L'indagine promossa dal sindacato medico Anaao Assomed e realizzata dalla Swg di Trieste su un campione rappresentativo della popolazione italiana di età superiore ai 25 anni promuove quindi a pieno titolo gli ospedali pubblici. Con una sostanziale differenza tra nord e sud: al nord è il 66% della popolazione a fidarsi della sanità pubblica, mentre al sud la percentuale scende al 41%. Nello specifico è la qualità dei servizi sanitari regionali ad essere percepita in modo estremamente differente: soddisfacente o del tutto soddisfacente per il 74% degli italiani al nord, contro il 24% degli italiani al sud.
Giudizi quasi analoghi sul personale medico e sanitario, che risulta promosso dal 70% degli italiani (80% nord, 63% centro e 60% sud). Gli ospedali del sud sono invece penalizzati per la gestione, con giudizi che scendono sotto la soglia del 50% quando si parla di comfort, vitto, organizzazione, servizi di informazione e igiene.
Non si tratta certo di una novità, piuttosto dell’ennesima conferma che emerge da questa analisi. Secondo l'82% degli italiani al Meridione negli ospedali della propria Regione sono infatti diffuse o molto diffuse le carenze organizzative (il valore medio è del 57%) e questo significa che la maggior parte della sfiducia è basata sulla malasanità che non ha a che fare con il sistema sanitario in sé, ma con la sua gestione.

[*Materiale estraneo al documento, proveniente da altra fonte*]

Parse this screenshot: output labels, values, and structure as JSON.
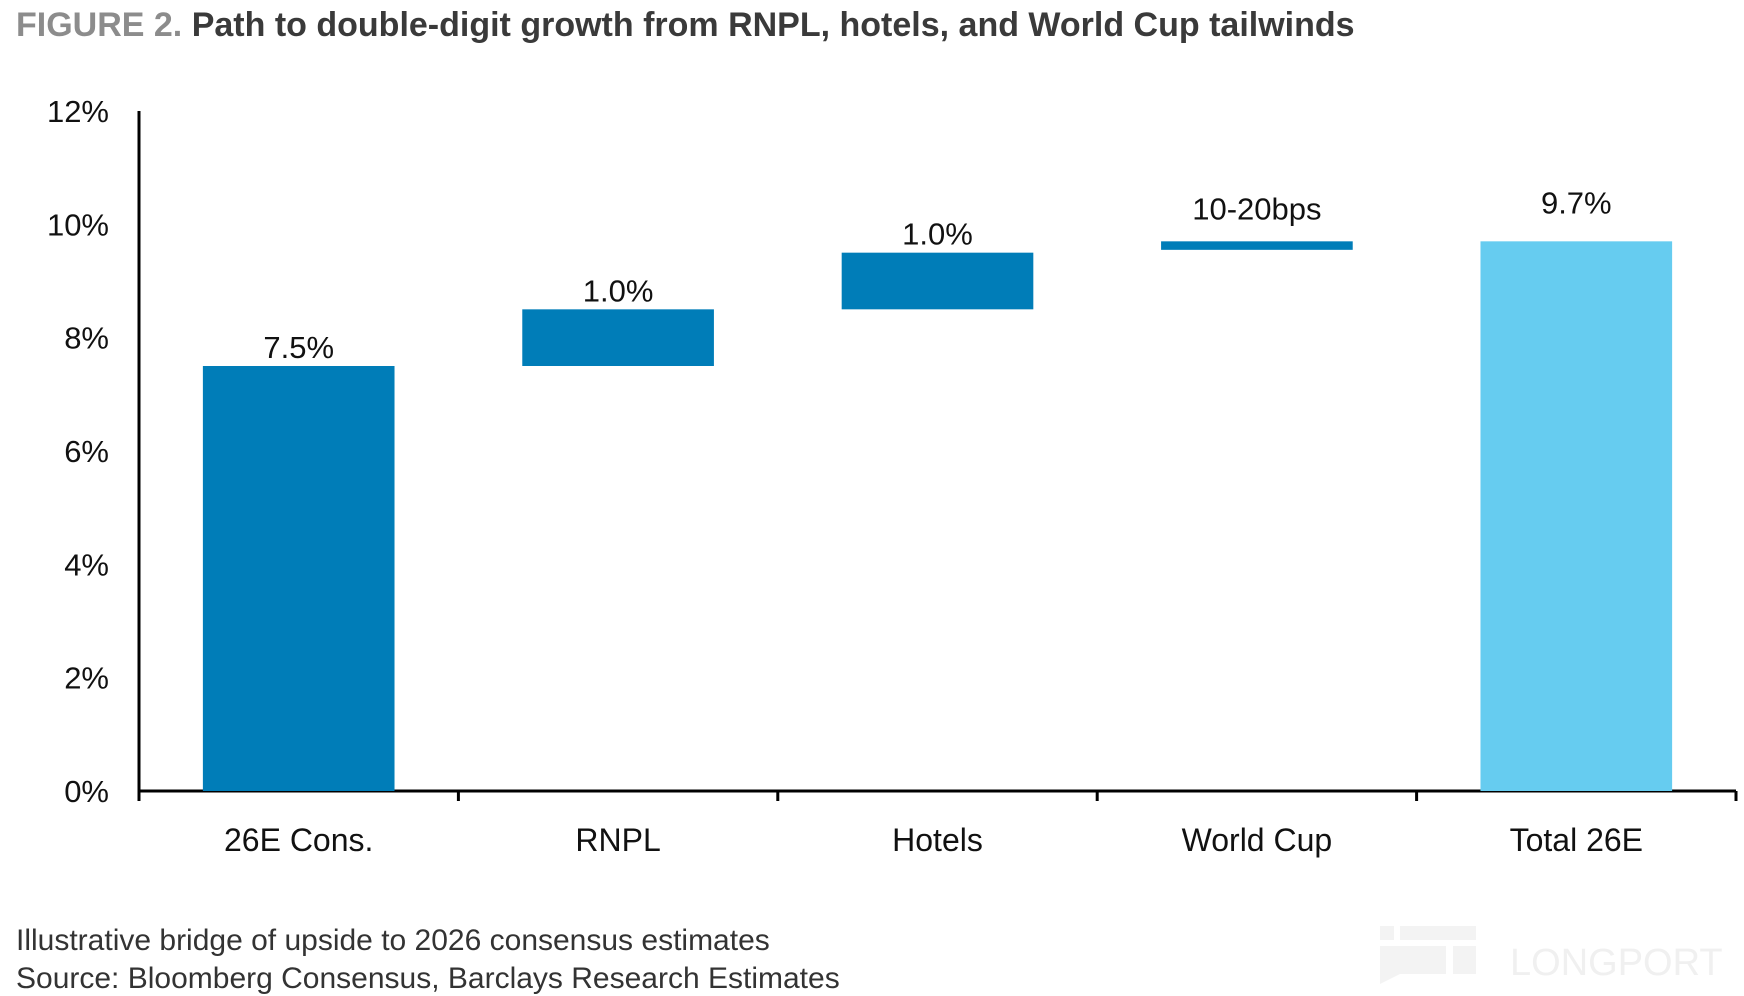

«La gestione delle inadeguatezze - ha spiegato il Sottosegretario alla Salute Ferruccio Fazio - è di competenza regionale. Le Regioni più critiche sono Campania, Sicilia e Lazio, per cui abbiamo predisposto piani di rientro che aiuteranno queste Regioni ad uscire dalle condizioni non ottimali di gestione dei servizi. Il Ministero metterà la sanità a sistema, con indicatori di input e output, per misurare anche ciò che il sistema produce». Circa la metà degli intervistati giudica comunque positivamente la Sanità della sua Regione e, nello specifico, il servizio ospedaliero della sua città.
Tra i difetti evidenziati dagli italiani nel nostro sistema sanitario trovano spazio, in particolare, due questioni: mancanza di umanizzazione e scarsa assistenza agli anziani. Su quest’ultimo tema andrebbero investite, secondo gli intervistati, molte più risorse, dal momento che andiamo incontro ad un invecchiamento della popolazione. La domanda di concentrare l'attenzione verso l'assistenza agli anziani proviene soprattutto dai soggetti delle regioni del Centro (67%) e dagli gli over 65enni (64% contro il 50% di chi ha meno di 35 anni).
Tutto sommato quest'indagine dimostra comunque come, a trent'anni dalla sua nascita, il Sistema Sanitario Nazionale stia al passo con gli altri paesi, anzi dimostra di avere le potenzialità per essere uno dei migliori sistemi sanitari del mondo.